3. Serotonin pathway :
Serotonin is another neurotransmitter in the brain plays important role in the regulation of mood, perception of pain and gastrointestinal functions. It binds to 5-HT receptors. There are 9 different types 5-HT receptars present in different regions in the brain.

5-HT synthesis is a two-step process catalyzed by tryptophan hydroxylase (TPH) and aromatic decarboxylase (DDC). TPH is the rate-limiting enzyme and exists in two isoforms TPH1 and TPH2. The TPH2 isoform is the predominant form in neuronal tissue. The 5-HT uptake into presynaptic storage vesicles is mediated by the vesicular monoamine transporter. This rate limiting step of TPH could be chosen as step for drugvdevelopment to inhibit delivery of protein.
4. Histamine pathway :
Our immune system trigger an anti-inflammatory response to certain foreign pathogens which invades to immune system. Histamines are released in this case. Histaminergic cell bodies that are involved in sleep are found primarily in the hypothalamus, from where they project throughout the brain, including regions of the cortex.
one-step enzymatic decarboxylation of l-histidine produces histamine hence HNMT inhibition can be chosen as rate limiting step for histamine pathway to trigger the inhibition of protein release to develop drug delivery system.

5. Dopamine pathway :
Dopamine is a neurotransmitter than has two different pathways.
A. The first pathway, which begins in the substantia nigra and projects to the basal ganglia is involved in movement.
B. The other pathway originates at the ventral segmental area and is commonly known as the reward or reinforcement pathway.
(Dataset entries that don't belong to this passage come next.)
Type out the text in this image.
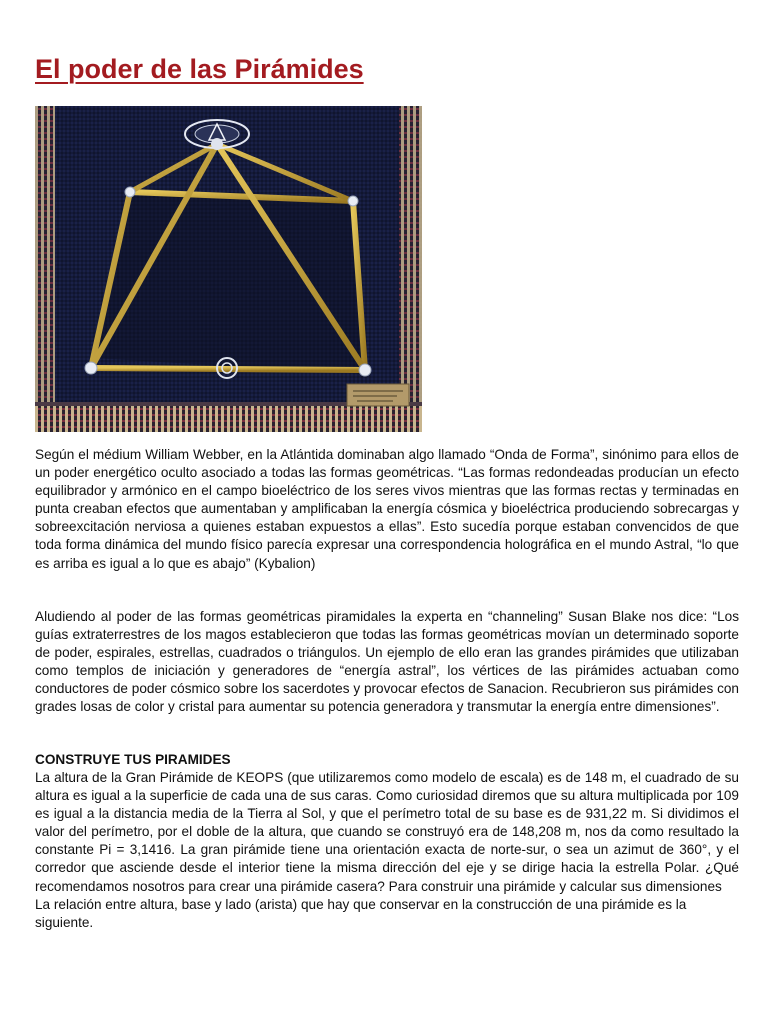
El poder de las Pirámides

Según el médium William Webber, en la Atlántida dominaban algo llamado “Onda de Forma”, sinónimo para ellos de un poder energético oculto asociado a todas las formas geométricas. “Las formas redondeadas producían un efecto equilibrador y armónico en el campo bioeléctrico de los seres vivos mientras que las formas rectas y terminadas en punta creaban efectos que aumentaban y amplificaban la energía cósmica y bioeléctrica produciendo sobrecargas y sobreexcitación nerviosa a quienes estaban expuestos a ellas”. Esto sucedía porque estaban convencidos de que toda forma dinámica del mundo físico parecía expresar una correspondencia holográfica en el mundo Astral, “lo que es arriba es igual a lo que es abajo” (Kybalion)

Aludiendo al poder de las formas geométricas piramidales la experta en “channeling” Susan Blake nos dice: “Los guías extraterrestres de los magos establecieron que todas las formas geométricas movían un determinado soporte de poder, espirales, estrellas, cuadrados o triángulos. Un ejemplo de ello eran las grandes pirámides que utilizaban como templos de iniciación y generadores de “energía astral”, los vértices de las pirámides actuaban como conductores de poder cósmico sobre los sacerdotes y provocar efectos de Sanacion. Recubrieron sus pirámides con grades losas de color y cristal para aumentar su potencia generadora y transmutar la energía entre dimensiones”.

CONSTRUYE TUS PIRAMIDES
La altura de la Gran Pirámide de KEOPS (que utilizaremos como modelo de escala) es de 148 m, el cuadrado de su altura es igual a la superficie de cada una de sus caras. Como curiosidad diremos que su altura multiplicada por 109 es igual a la distancia media de la Tierra al Sol, y que el perímetro total de su base es de 931,22 m. Si dividimos el valor del perímetro, por el doble de la altura, que cuando se construyó era de 148,208 m, nos da como resultado la constante Pi = 3,1416. La gran pirámide tiene una orientación exacta de norte-sur, o sea un azimut de 360°, y el corredor que asciende desde el interior tiene la misma dirección del eje y se dirige hacia la estrella Polar. ¿Qué recomendamos nosotros para crear una pirámide casera? Para construir una pirámide y calcular sus dimensiones
La relación entre altura, base y lado (arista) que hay que conservar en la construcción de una pirámide es la siguiente.
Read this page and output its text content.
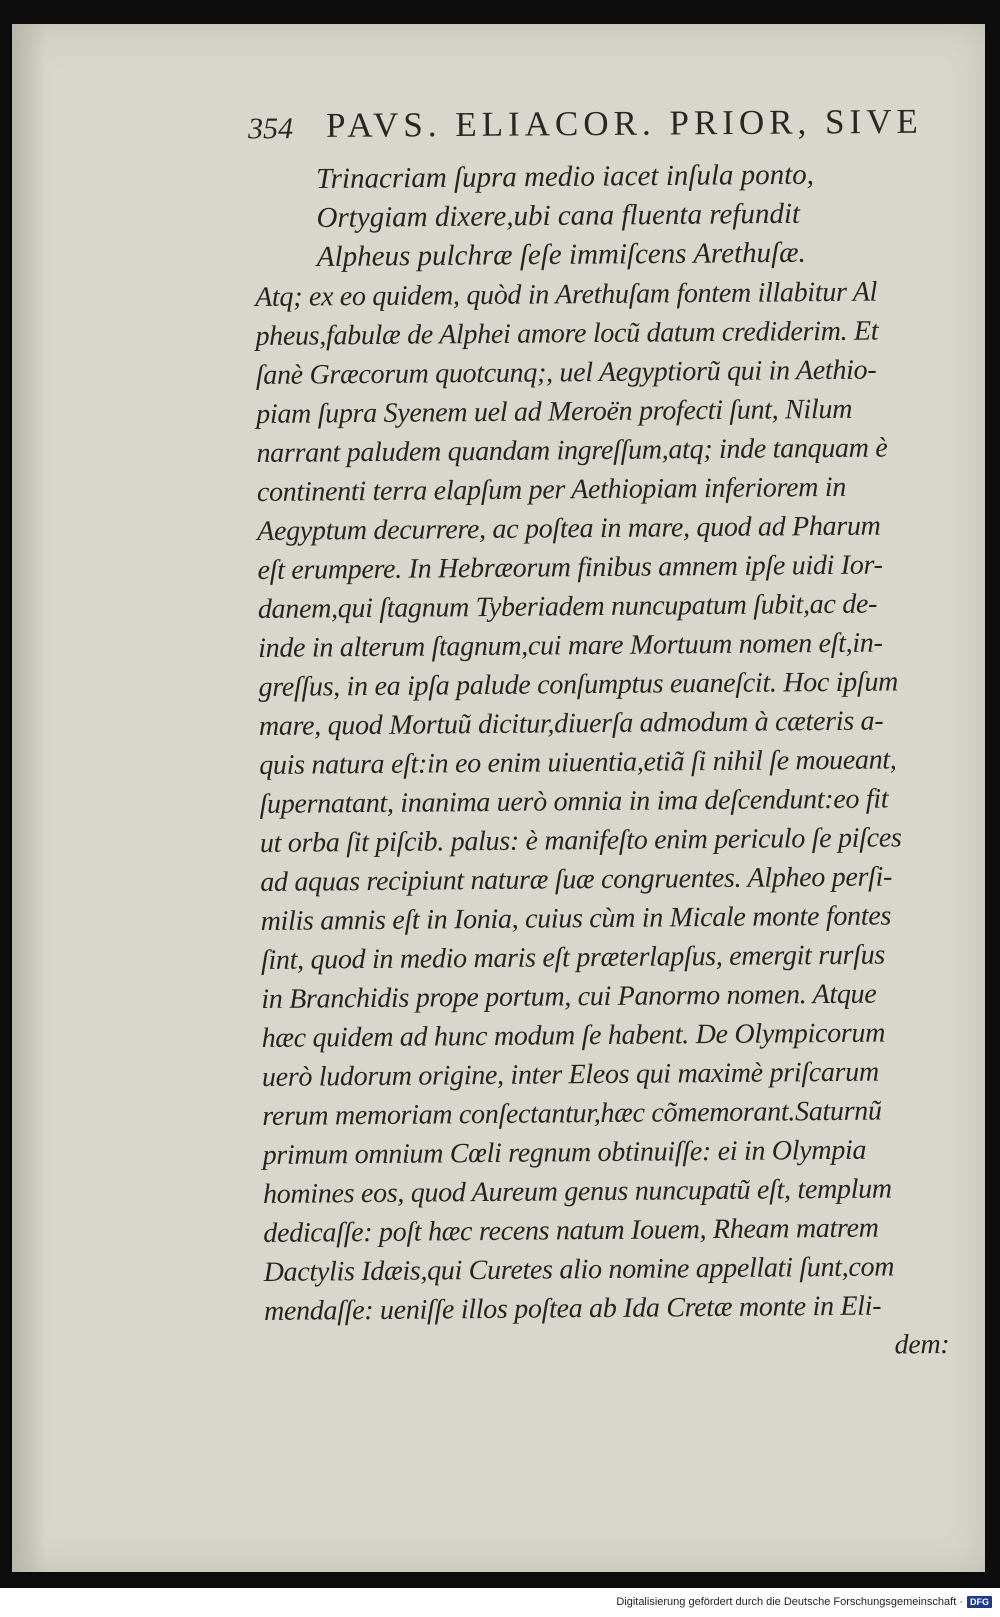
354 PAVS. ELIACOR. PRIOR, SIVE
Trinacriam ſupra medio iacet inſula ponto,
Ortygiam dixere,ubi cana fluenta refundit
Alpheus pulchræ ſeſe immiſcens Arethuſæ.
Atq; ex eo quidem, quòd in Arethuſam fontem illabitur Al
pheus,fabulæ de Alphei amore locũ datum crediderim. Et
ſanè Græcorum quotcunq;, uel Aegyptiorũ qui in Aethio-
piam ſupra Syenem uel ad Meroën profecti ſunt, Nilum
narrant paludem quandam ingreſſum,atq; inde tanquam è
continenti terra elapſum per Aethiopiam inferiorem in
Aegyptum decurrere, ac poſtea in mare, quod ad Pharum
eſt erumpere. In Hebræorum finibus amnem ipſe uidi Ior-
danem,qui ſtagnum Tyberiadem nuncupatum ſubit,ac de-
inde in alterum ſtagnum,cui mare Mortuum nomen eſt,in-
greſſus, in ea ipſa palude conſumptus euaneſcit. Hoc ipſum
mare, quod Mortuũ dicitur,diuerſa admodum à cæteris a-
quis natura eſt:in eo enim uiuentia,etiã ſi nihil ſe moueant,
ſupernatant, inanima uerò omnia in ima deſcendunt:eo fit
ut orba ſit piſcib. palus: è manifeſto enim periculo ſe piſces
ad aquas recipiunt naturæ ſuæ congruentes. Alpheo perſi-
milis amnis eſt in Ionia, cuius cùm in Micale monte fontes
ſint, quod in medio maris eſt præterlapſus, emergit rurſus
in Branchidis prope portum, cui Panormo nomen. Atque
hæc quidem ad hunc modum ſe habent. De Olympicorum
uerò ludorum origine, inter Eleos qui maximè priſcarum
rerum memoriam conſectantur,hæc cõmemorant.Saturnũ
primum omnium Cœli regnum obtinuiſſe: ei in Olympia
homines eos, quod Aureum genus nuncupatũ eſt, templum
dedicaſſe: poſt hæc recens natum Iouem, Rheam matrem
Dactylis Idæis,qui Curetes alio nomine appellati ſunt,com
mendaſſe: ueniſſe illos poſtea ab Ida Cretæ monte in Eli-
dem:
Digitalisierung gefördert durch die Deutsche Forschungsgemeinschaft · DFG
This pathway is activated anytime when we are treated with “novel” stimulus. For better understanding when we drink water after a long race, or fall asleep after pulling an all-nighter. These actions are developed by learning with our nervous system and remembered as rewarding actions making us more likely to perform them again in the future.
Both steps were dependent on temperature and pH and were inhibited by enzymes as the reaction is enzymatic.
So enzyme inhibition can be selected as step for neurotransmitter release alteration.